Exact Landau Level Description of Geometry and Interaction in a Flatband

TL;DR

This paper establishes an exact mapping between ideal topological flatbands and Landau levels, revealing how band geometry fluctuations induce novel center-of-mass dependent interactions, with implications for understanding fractional quantum Hall states.

Contribution

It introduces an exact correspondence between ideal flatbands and Landau levels, including a generalized pseudopotential framework for analyzing interactions.

Findings

Exact zero-energy ground states for short-range repulsive pseudopotentials.

Band geometry fluctuations induce center-of-mass dependent interactions.

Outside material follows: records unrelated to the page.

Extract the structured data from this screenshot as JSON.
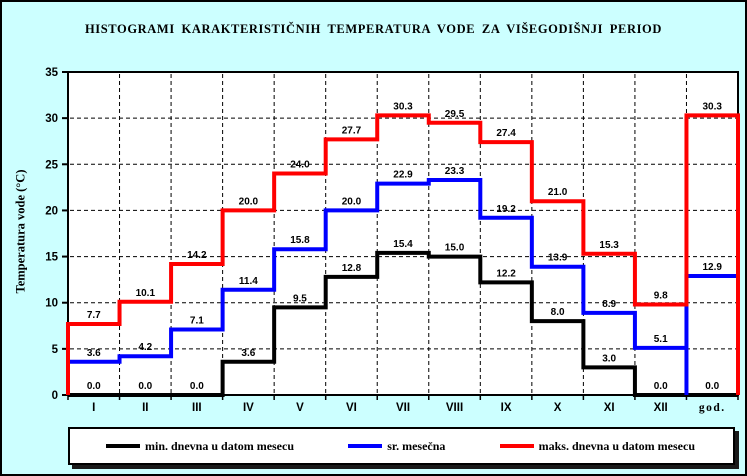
{
  "title": "HISTOGRAMI KARAKTERISTIČNIH TEMPERATURA VODE ZA VIŠEGODIŠNJI PERIOD",
  "y_axis_title": "Temperatura vode (°C)",
  "window": {
    "background": "#ccffff",
    "plot_background": "#ffffff",
    "border_color": "#000000"
  },
  "chart_data": {
    "type": "line",
    "subtype": "step-histogram",
    "title": "HISTOGRAMI KARAKTERISTIČNIH TEMPERATURA VODE ZA VIŠEGODIŠNJI PERIOD",
    "xlabel": "",
    "ylabel": "Temperatura vode (°C)",
    "categories": [
      "I",
      "II",
      "III",
      "IV",
      "V",
      "VI",
      "VII",
      "VIII",
      "IX",
      "X",
      "XI",
      "XII",
      "god."
    ],
    "ylim": [
      0,
      35
    ],
    "yticks": [
      0,
      5,
      10,
      15,
      20,
      25,
      30,
      35
    ],
    "grid": true,
    "legend_position": "bottom",
    "series": [
      {
        "name": "min. dnevna u datom mesecu",
        "color": "#000000",
        "values": [
          0.0,
          0.0,
          0.0,
          3.6,
          9.5,
          12.8,
          15.4,
          15.0,
          12.2,
          8.0,
          3.0,
          0.0,
          0.0
        ]
      },
      {
        "name": "sr. mesečna",
        "color": "#0000ff",
        "god_vertical_from_zero": true,
        "values": [
          3.6,
          4.2,
          7.1,
          11.4,
          15.8,
          20.0,
          22.9,
          23.3,
          19.2,
          13.9,
          8.9,
          5.1,
          12.9
        ]
      },
      {
        "name": "maks. dnevna u datom mesecu",
        "color": "#ff0000",
        "values": [
          7.7,
          10.1,
          14.2,
          20.0,
          24.0,
          27.7,
          30.3,
          29.5,
          27.4,
          21.0,
          15.3,
          9.8,
          30.3
        ]
      }
    ]
  }
}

Ground state reconstruction occurs when center-of-mass interactions become attractive.

Abstract

Flatbands appear in many condensed matter systems, such as in high magnetic fields, correlated materials and moire heterostructures. They are characterized by intrinsic geometric properties such as the Berry curvature and Fubini-Study metric. In general the band geometry is nonuniform in momentum space, making its influence on electron-electron interactions a difficult problem to understand analytically. In this work, we study this problem in a topological flatband of Chern number C=1 with the ideal properties that the Berry curvature is positive definite and fluctuates in sync with Fubini-Study metric. We derive an exact correspondence between such ideal flatbands and Landau levels by showing how the band geometry fluctuation in ideal flatbands gives raise to a new type of interaction in Landau levels which depends on the center-of-mass of two particles. We characterize such interaction by generalizing the usual Haldane pseudopotentials. This mapping gives exact zero-energy ground states for short-ranged repulsive generalized pseudopotentials in flatbands, in analogy to fractional quantum Hall systems. Driving the center-of-mass interactions beyond the repulsive regime leads to a dramatic reconstruction of the ground states towards gapless phases. The generalized pseudopotential could be a useful basis for future numerical studies.